Running the Stage 1 NSR cams, the supercharged Three-Valve produced 751 hp and 685 lb-ft of torque on the DynoJet. These are stout numbers, especially for one running through an automatic.
After backup runs demonstrated that these numbers were perfectly repeatable, the Mustang was pulled from the rollers and out came the Stage 1 cams. Having run the majority of my testing on the engine dyno, I don't envy having to perform cam swaps in the car, but the performance enthusiasts at ST Motorsports made short work of the cams, and we were up and running in no time. The Stage 1 cams were replaced with XE280PH-13 cams. The Stage 3 blower grinds (PN 127650) offer more lift and duration, not to mention a slight change in the lobe separation angle.
The Stage 3 cams feature a 0.559/0.560 lift split, a 245/256-degree duration split (measured at 0.050), and a 113-degree lobe separation angle. Unlike the NSR Stage 1 cams, these ballistic bumpsticks required increased valvespring pressure and cam phaser limiters. Lucky for us, the Livernois Stage III heads already feature sufficient spring pressure (and coil bind clearance) to work with both cams, while Comp Cams supplied the necessary Phaser limiters. The limiters are used to reduce the amount of cam phasing available, from near 50 degrees down to just 20 degrees, to maintain proper piston-to-valve clearance. Since major adjustments are made only at part throttle, little or no power is lost with the installation of the limiters at wide-open throttle.

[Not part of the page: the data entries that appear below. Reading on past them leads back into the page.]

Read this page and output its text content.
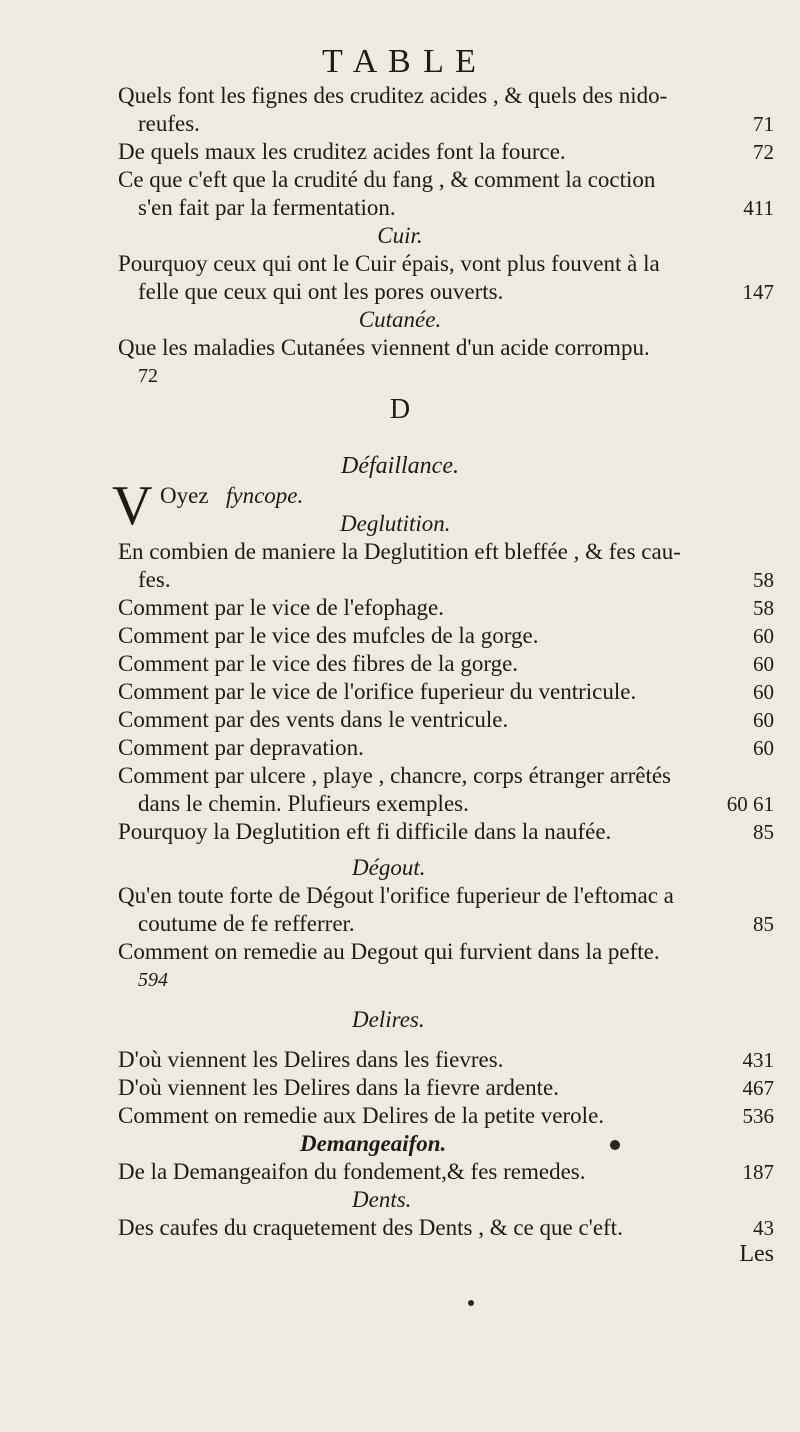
T A B L E
Quels font les fignes des cruditez acides , & quels des nido-
reufes.	71
De quels maux les cruditez acides font la fource.	72
Ce que c'eft que la crudité du fang , & comment la coction
s'en fait par la fermentation.	411
Cuir.
Pourquoy ceux qui ont le Cuir épais, vont plus fouvent à la
felle que ceux qui ont les pores ouverts.	147
Cutanée.
Que les maladies Cutanées viennent d'un acide corrompu.
72
D
Défaillance.
V Oyez fyncope.
Deglutition.
En combien de maniere la Deglutition eft bleffée , & fes cau-
fes.	58
Comment par le vice de l'efophage.	58
Comment par le vice des mufcles de la gorge.	60
Comment par le vice des fibres de la gorge.	60
Comment par le vice de l'orifice fuperieur du ventricule.	60
Comment par des vents dans le ventricule.	60
Comment par depravation.	60
Comment par ulcere , playe , chancre, corps étranger arrêtés
dans le chemin. Plufieurs exemples.	60 61
Pourquoy la Deglutition eft fi difficile dans la naufée.	85
Dégout.
Qu'en toute forte de Dégout l'orifice fuperieur de l'eftomac a
coutume de fe refferrer.	85
Comment on remedie au Degout qui furvient dans la pefte.
594
Delires.
D'où viennent les Delires dans les fievres.	431
D'où viennent les Delires dans la fievre ardente.	467
Comment on remedie aux Delires de la petite verole.	536
Demangeaifon.
De la Demangeaifon du fondement,& fes remedes.	187
Dents.
Des caufes du craquetement des Dents , & ce que c'eft.	43
Les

Once the Stage 3 blower cams were installed, the GT was positioned back on the DynoJet. It was evident that these cams are more aggressive than the Stage 1 grinds. Adjustments were made to tame the idle quality, but it was obvious this car was running something other than stock sticks.
Keeping the air/fuel mixture at 11.8:1 and the total timing locked at 23 degrees, output jumped to an amazing 836 hp and 713 lb-ft of torque. The Stage 3 blower cams were worth 85 hp over the already impressive Stage 1 cams. Since this is an automatic, the start rpm was roughly 3,500 rpm, but no power loss was experienced with the cam swap in the tested rpm range.

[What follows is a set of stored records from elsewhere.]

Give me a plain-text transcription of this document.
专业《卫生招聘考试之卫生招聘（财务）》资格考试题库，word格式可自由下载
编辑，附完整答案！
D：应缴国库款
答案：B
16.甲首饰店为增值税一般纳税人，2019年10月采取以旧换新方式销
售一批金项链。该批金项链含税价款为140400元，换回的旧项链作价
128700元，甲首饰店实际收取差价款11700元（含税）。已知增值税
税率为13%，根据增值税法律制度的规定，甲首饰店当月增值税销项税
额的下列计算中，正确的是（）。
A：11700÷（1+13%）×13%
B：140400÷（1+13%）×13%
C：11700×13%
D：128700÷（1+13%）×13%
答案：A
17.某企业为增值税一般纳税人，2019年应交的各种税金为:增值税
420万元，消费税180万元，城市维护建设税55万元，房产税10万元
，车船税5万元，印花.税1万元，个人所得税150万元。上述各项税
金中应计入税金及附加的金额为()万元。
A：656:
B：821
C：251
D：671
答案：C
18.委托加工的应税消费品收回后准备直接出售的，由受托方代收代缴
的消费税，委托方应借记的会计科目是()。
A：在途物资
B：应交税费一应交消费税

Where the Stage 1 cams failed to reach 700 lb-ft of torque, the Stage 3 cams bettered the 700-lb-ft mark from 4,600 rpm to 6,100 rpm. Instead of falling off after 6,500 rpm, the motor pulled hard all the way to 7,000 rpm. Remember, this was a car that already ran 9.79 at 140 mph when the motor was making just 750 rwhp. The extra 85 hp should easily knock 0.30-0.40 off the e.t.'s, maybe more.
Impressed as we were with the gains offered by the Comp Cams Stage 3 blower cams, the boys at ST Motorsports weren't done yet. Installation of the Stage 3 cams actually dropped the boost pressure by as much as 2 psi, which is something we've come to expect from improving the efficiency or displacement of the motor.
Knowing they had smaller blower pulleys in hand for the 2.8L Kenne Bell, they installed a 2.5-inch blower pulley and let 'er rip. Keeping the air/fuel and timing the same as the previous runs, the motor just touched 900 rwhp and over 880 lb-ft of torque. Torque production exceeded 800 lb-ft from 3,200 rpm to 6,200 rpm, making for one serious torque curve.
From the looks of the curve, there seems to be an airflow restriction somewhere in the system. The guys at ST Motorpsorts are looking to install an even larger throttle body and follow that up with an exhaust upgrade, and then the larger 3.6L supercharger in their quest for even more Three-Valve power. For now, we are plenty impressed with any supercharged Three-Valve pumping out 900 rwhp through an automatic.